Suzanne expresses her love and receives an area east of Las Animas Creek. Rebecca takes her turn and walks off with the land west of a certain creek and south of Spanish Fort. Who knows where these places are, if they are indeed for real, but the greater point is that not only the two daughters, but their husbands as well, Highsmith and Tumlinson, are ecstatic. Claudia, the third daughter, again in keeping with the original, refuses to say anything, and gets nothing in return. In fact, she is ordered to leave and takes shelter with Menchaca.

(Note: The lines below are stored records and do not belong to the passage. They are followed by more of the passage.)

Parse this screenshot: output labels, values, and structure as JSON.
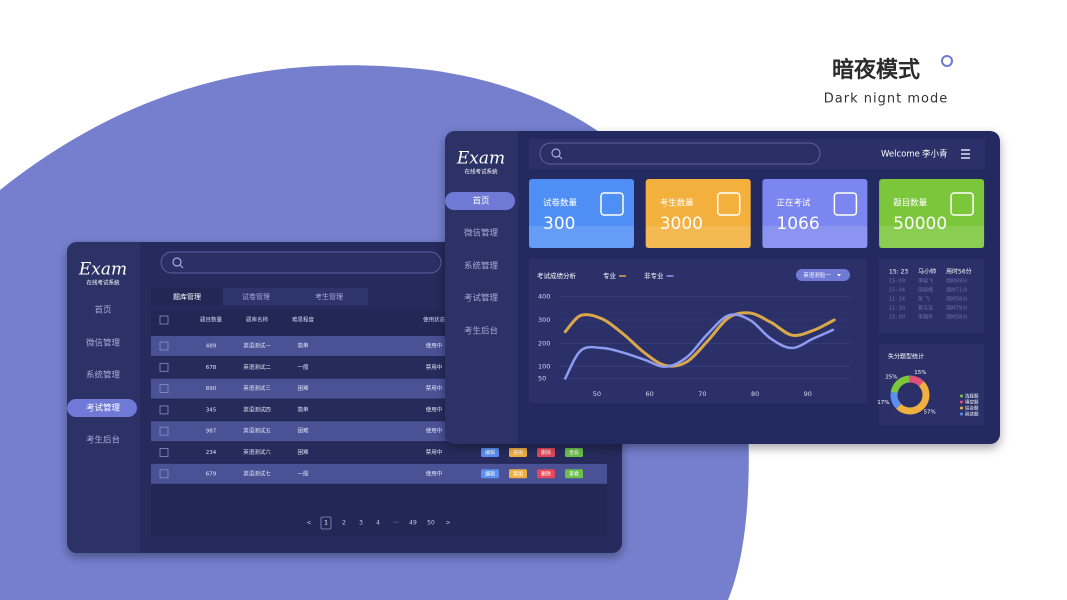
{
  "header": {
    "title": "暗夜模式",
    "subtitle": "Dark nignt mode"
  },
  "back_window": {
    "logo": "Exam",
    "logo_sub": "在线考试系统",
    "nav": [
      "首页",
      "微信管理",
      "系统管理",
      "考试管理",
      "考生后台"
    ],
    "active_nav": 3,
    "tabs": [
      "题库管理",
      "试卷管理",
      "考生管理"
    ],
    "table": {
      "columns": [
        "题目数量",
        "题库名称",
        "难易程度",
        "使用状态"
      ],
      "rows": [
        [
          489,
          "英语测试一",
          "简单",
          "使用中"
        ],
        [
          678,
          "英语测试二",
          "一般",
          "禁用中"
        ],
        [
          890,
          "英语测试三",
          "困难",
          "禁用中"
        ],
        [
          345,
          "英语测试四",
          "简单",
          "使用中"
        ],
        [
          987,
          "英语测试五",
          "困难",
          "使用中"
        ],
        [
          234,
          "英语测试六",
          "困难",
          "禁用中"
        ],
        [
          679,
          "英语测试七",
          "一般",
          "使用中"
        ]
      ],
      "actions": [
        "编辑",
        "禁用",
        "删除",
        "查看"
      ],
      "action_colors": [
        "#5b8ff0",
        "#f0b040",
        "#e5485a",
        "#6cc04a"
      ]
    },
    "pagination": [
      "<",
      "1",
      "2",
      "3",
      "4",
      "···",
      "49",
      "50",
      ">"
    ]
  },
  "front_window": {
    "logo": "Exam",
    "logo_sub": "在线考试系统",
    "nav": [
      "首页",
      "微信管理",
      "系统管理",
      "考试管理",
      "考生后台"
    ],
    "active_nav": 0,
    "welcome": "Welcome",
    "user": "李小青",
    "cards": [
      {
        "label": "试卷数量",
        "value": 300,
        "color": "#4f8ff5"
      },
      {
        "label": "考生数量",
        "value": 3000,
        "color": "#f4b03c"
      },
      {
        "label": "正在考试",
        "value": 1066,
        "color": "#7b86f0"
      },
      {
        "label": "题目数量",
        "value": 50000,
        "color": "#7cc63c"
      }
    ],
    "schedule": [
      [
        "15: 23",
        "马小帅",
        "用时56分"
      ],
      [
        "15: 09",
        "李晓飞",
        "用时69分"
      ],
      [
        "15: 04",
        "田晓梅",
        "用时71分"
      ],
      [
        "11: 34",
        "张  飞",
        "用时58分"
      ],
      [
        "11: 30",
        "黄玉玉",
        "用时79分"
      ],
      [
        "15: 00",
        "李国华",
        "用时58分"
      ]
    ]
  },
  "chart_data": [
    {
      "type": "line",
      "title": "考试成绩分析",
      "dropdown": "英语测验一",
      "x": [
        44,
        47,
        51,
        55,
        59,
        63,
        67,
        71,
        75,
        79,
        83,
        87,
        91,
        95
      ],
      "series": [
        {
          "name": "专业",
          "color": "#d9a84a",
          "values": [
            250,
            320,
            305,
            240,
            160,
            105,
            120,
            210,
            310,
            330,
            290,
            235,
            255,
            300
          ]
        },
        {
          "name": "非专业",
          "color": "#8e9cf2",
          "values": [
            50,
            170,
            180,
            160,
            130,
            100,
            140,
            240,
            320,
            300,
            220,
            180,
            220,
            260
          ]
        }
      ],
      "xlim": [
        43,
        98
      ],
      "xticks": [
        50,
        60,
        70,
        80,
        90
      ],
      "ylim": [
        0,
        420
      ],
      "yticks": [
        50,
        100,
        200,
        300,
        400
      ],
      "grid": true
    },
    {
      "type": "pie",
      "title": "失分题型统计",
      "categories": [
        "选择题",
        "填空题",
        "综合题",
        "阅读题"
      ],
      "values": [
        25,
        15,
        57,
        17
      ],
      "value_labels": [
        "25%",
        "15%",
        "57%",
        "17%"
      ],
      "colors": [
        "#7cc63c",
        "#e0507a",
        "#f0b040",
        "#5b8ff0"
      ]
    }
  ]
}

So, who is Menchaca? Well, suffice it to say that while seemingly innocent, Lear has set in motion a mess of turmoil that only gets worse and more hideous with the unfolding of each new event or piece of mostly venomous dialogue. Theoretically, it is unnecessary to have more than a passing familiarity with King Lear, the character, and others, such as Gloucester, less noble but no less loyal, re-interpreted by Roy Scheider as Henry Westover. But it is nonetheless humbling to see how readily adaptable Shakespeare is. His settings can be altered and modified. This sort of thing has been done before, with varying degrees of success more than failure. As a western, this particular play is very nicely re-worked -- not necessarily to everyone's liking. There are, of course, differences of opinion.
English majors and film professors can speak or write at length on the subject of comparison/contrast as befits the topic at hand. But it is a fair claim to say that the cinema also champions good raw material as much as the more accepted and revered arts, as well as to assert that the western is only dead if it wants to be. This film breathes life into an old, sad tale, and exhibits a robustness that westerns are not noted for at the time in which this one was made, in Mexico.